Cells were freshly enzymatically isolated from FPV tissue as previously described (DeFeo and Morgan, 1985b). 50 mg of 2×3 mm pieces of portal vein were digested in Buffer A [169.13 U ml–1 CLS 2 collagenase (Worthington, 215 U mg–1), 3.0 U ml–1 elastase (Sigma grade II, 4.0 U mg–1), 0.5 mg ml–1 (5000 U ml–1) soybean trypsin inhibitor (Type II-S, Sigma), 137 mM NaCl, 5.4 mM KCl, 5.6 mM dextrose, 4.2 mM NaHCO3, 0.42 mM Na2HPO4, 0.44 mM KH2PO4, 0.075% bovine serum albumin]. Dissociated cells were poured over glass coverslips and plated for 40 minutes on ice. For all experiments, isolated cells were tested to confirm that they shortened in response to phenylephrine.
CaM and peptide loading
FPV strips were chemically loaded by a modification of a previously described procedure (Je et al., 2004) with IAF-labelled CaM or the ED4A (FITC/β-alanine/KKKKKRFAFKKAFKLAGFAFKKNKK) or ED4A-X (FITC/β-alanine/RFKAFKNKGKLAKKFKKFAKAKKFK) peptides. The loading buffer contained 20 μM AF-CaM or 50 μM peptide. The viability of tissues was confirmed before and after loading by contraction in response to 51 mM KCl PSS.
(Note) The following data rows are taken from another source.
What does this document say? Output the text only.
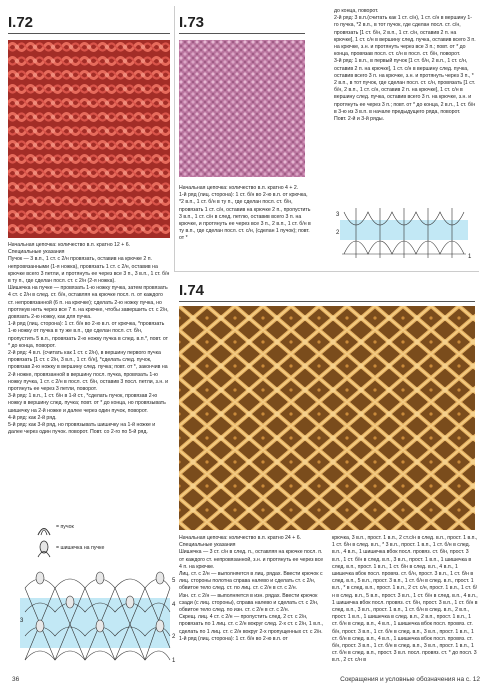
I.72
Начальная цепочка: количество в.п. кратно 12 + 6.
Специальные указания
Пучок — 3 в.п., 1 ст. с 2/н провязать, оставив на крючке 2 п. непровязанными (1-я ножка), провязать 1 ст. с 2/н, оставив на крючке всего 3 петли, и протянуть ее через все 3 п., 3 в.п., 1 ст. б/н в ту п., где сделан посл. ст. с 2/н (2-я ножка).
Шишечка на пучке — провязать 1-ю ножку пучка, затем провязать 4 ст. с 2/н в след. ст. б/н, оставляя на крючке посл. п. от каждого ст. непровязанной (6 п. на крючке); сделать 2-ю ножку пучка, но протянув нить через все 7 п. на крючке, чтобы завершить ст. с 2/н, довязать 2-ю ножку, как для пучка.
1-й ряд (лиц. сторона): 1 ст. б/н во 2-ю в.п. от крючка, *провязать 1-ю ножку от пучка в ту же в.п., где сделан посл. ст. б/н, пропустить 5 в.п., провязать 2-ю ножку пучка в след. в.п.*, повт. от * до конца, поворот.
2-й ряд: 4 в.п. (считать как 1 ст. с 2/н), в вершину первого пучка провязать [1 ст. с 2/н, 3 в.п., 1 ст. б/н], *сделать след. пучок, провязав 2-ю ножку в вершину след. пучка; повт. от *, закончив на 2-й ножке, провязанной в вершину посл. пучка, провязать 1-ю ножку пучка, 1 ст. с 2/н в посл. ст. б/н, оставив 3 посл. петли, з.н. и протянуть ее через 3 петли, поворот.
3-й ряд: 1 в.п., 1 ст. б/н в 1-й ст., *сделать пучок, провязав 2-ю ножку в вершину след. пучка; повт. от * до конца, но провязывать шишечку на 2-й ножке и далее через один пучок, поворот.
4-й ряд: как 2-й ряд.
5-й ряд: как 3-й ряд, но провязывать шишечку на 1-й ножке и далее через один пучок. поворот. Повт. со 2-го по 5-й ряд.
= пучок
= шишечка на пучке
5
4
3
2
1
I.73
Начальная цепочка: количество в.п. кратно 4 + 2.
1-й ряд (лиц. сторона): 1 ст. б/н во 2-ю в.п. от крючка, *2 в.п., 1 ст. б/н в ту п., где сделан посл. ст. б/н, провязать 1 ст. с/н, оставив на крючке 2 п., пропустить 3 в.п., 1 ст. с/н в след. петлю, оставив всего 3 п. на крючке, и протянуть ее через все 3 п., 2 в.п., 1 ст. б/н в ту в.п., где сделан посл. ст. с/н, (сделан 1 пучок); повт. от *
до конца, поворот.
2-й ряд: 3 в.п.(считать как 1 ст. с/н), 1 ст. с/н в вершину 1-го пучка, *2 в.п., в тот пучок, где сделан посл. ст. с/н, провязать [1 ст. б/н, 2 в.п., 1 ст. с/н, оставив 2 п. на крючке], 1 ст. с/н в вершину след. пучка, оставив всего 3 п. на крючке, з.н. и протянуть через все 3 п.; повт. от * до конца, провязав посл. ст. с/н в посл. ст. б/н, поворот.
3-й ряд: 1 в.п., в первый пучок [1 ст. б/н, 2 в.п., 1 ст. с/н, оставив 2 п. на крючке], 1 ст. с/н в вершину след. пучка, оставив всего 3 п. на крючке, з.н. и протянуть через 3 п., * 2 в.п., в тот пучок, где сделан посл. ст. с/н, провязать [1 ст. б/н, 2 в.п., 1 ст. с/н, оставив 2 п. на крючке], 1 ст. с/н в вершину след. пучка, оставив всего 3 п. на крючке, з.н. и протянуть ее через 3 п.; повт. от * до конца, 2 в.п., 1 ст. б/н в 3-ю из 3 в.п. в начале предыдущего ряда, поворот.
Повт. 2-й и 3-й ряды.
3
2
1
I.74
Начальная цепочка: количество в.п. кратно 24 + 6.
Специальные указания
Шишечка — 3 ст. с/н в след. п., оставляя на крючке посл. п. от каждого ст. непровязанной, з.н. и протянуть ее через все 4 п. на крючке.
Лиц. ст. с 2/н — выполняется в лиц. рядах. Ввести крючок с лиц. стороны полотна справа налево и сделать ст. с 2/н, обвитое тело след. ст. по лиц. ст. с 2/н в ст. с 2/н.
Изн. ст. с 2/н — выполняется в изн. рядах. Ввести крючок сзади (с лиц. стороны), справа налево и сделать ст. с 2/н, обвитое тело след. по изн. ст. с 2/н в ст. с 2/н.
Скрещ. лиц. 4 ст. с 2/н — пропустить след. 2 ст. с 2/н, провязать по 1 лиц. ст. с 2/н вокруг след. 2-х ст. с 2/н, 1 в.п., сделать по 1 лиц. ст. с 2/н вокруг 2-х пропущенных ст. с 2/н.
1-й ряд (лиц. сторона): 1 ст. б/н во 2-ю в.п. от
крючка, 3 в.п., прост. 1 в.п., 2 ст.с/н в след. в.п., прост. 1 в.п., 1 ст. б/н в след. в.п., * 3 в.п., прост. 1 в.п., 1 ст. б/н в след. в.п., 4 в.п., 1 шишечка вбок посл. провяз. ст. б/н, прост. 3 в.п., 1 ст. б/н в след. в.п., 3 в.п., прост. 1 в.п., 1 шишечка в след. в.п., прост. 1 в.п., 1 ст. б/н в след. в.п., 4 в.п., 1 шишечка вбок посл. провяз. ст. б/н, прост. 3 в.п., 1 ст. б/н в след. в.п., 5 в.п., прост. 3 в.п., 1 ст. б/н в след. в.п., прост. 1 в.п., * в след. в.п., прост. 1 в.п., 2 ст. с/н, прост. 1 в.п., 1 ст. б/н в след. в.п., 5 в.п., прост. 3 в.п., 1 ст. б/н в след. в.п., 4 в.п., 1 шишечка вбок посл. провяз. ст. б/н, прост. 3 в.п., 1 ст. б/н в след. в.п., 3 в.п., прост. 1 в.п., 1 ст. б/н в след. в.п., 2 в.п., прост. 1 в.п., 1 шишечка в след. в.п., 2 в.п., прост. 1 в.п., 1 ст. б/н в след. в.п., 4 в.п., 1 шишечка вбок посл. провяз. ст. б/н, прост. 3 в.п., 1 ст. б/н в след. в.п., 3 в.п., прост. 1 в.п., 1 ст. б/н в след. в.п., 4 в.п., 1 шишечка вбок посл. провяз. ст. б/н, прост. 3 в.п., 1 ст. б/н в след. в.п., 3 в.п., прост. 1 в.п., 1 ст. б/н в след. в.п., прост. 3 в.п. посл. провяз. ст. * до посл. 3 в.п., 2 ст. с/н в
36	Сокращения и условные обозначения на с. 12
The ED peptide was synthesized with an additional C-terminal Cys residue and labelled with a photoactivatable cross-linker, benzophenone-maleimide (BPM). The labelling was carried out by incubating the peptide dissolved in dimethylformamide with a 1.2 M excess of BPM at room temperature for 30 minutes in the dark. The completeness of labelling was confirmed by matrix-assisted laser desorption-ionization/time-of-flight mass spectrometry. The reaction was terminated with an excess of DTT and the excess reagents removed by chromatography on a Sephadex G-15 column equilibrated with PSS. The purified ED-C/BPM was introduced into the smooth-muscle tissue by incubation at 37°C for 3 hours. Cross-linking in the presence or absence of agonists was initiated by exposure to ultraviolet (UV) light for 30 minutes.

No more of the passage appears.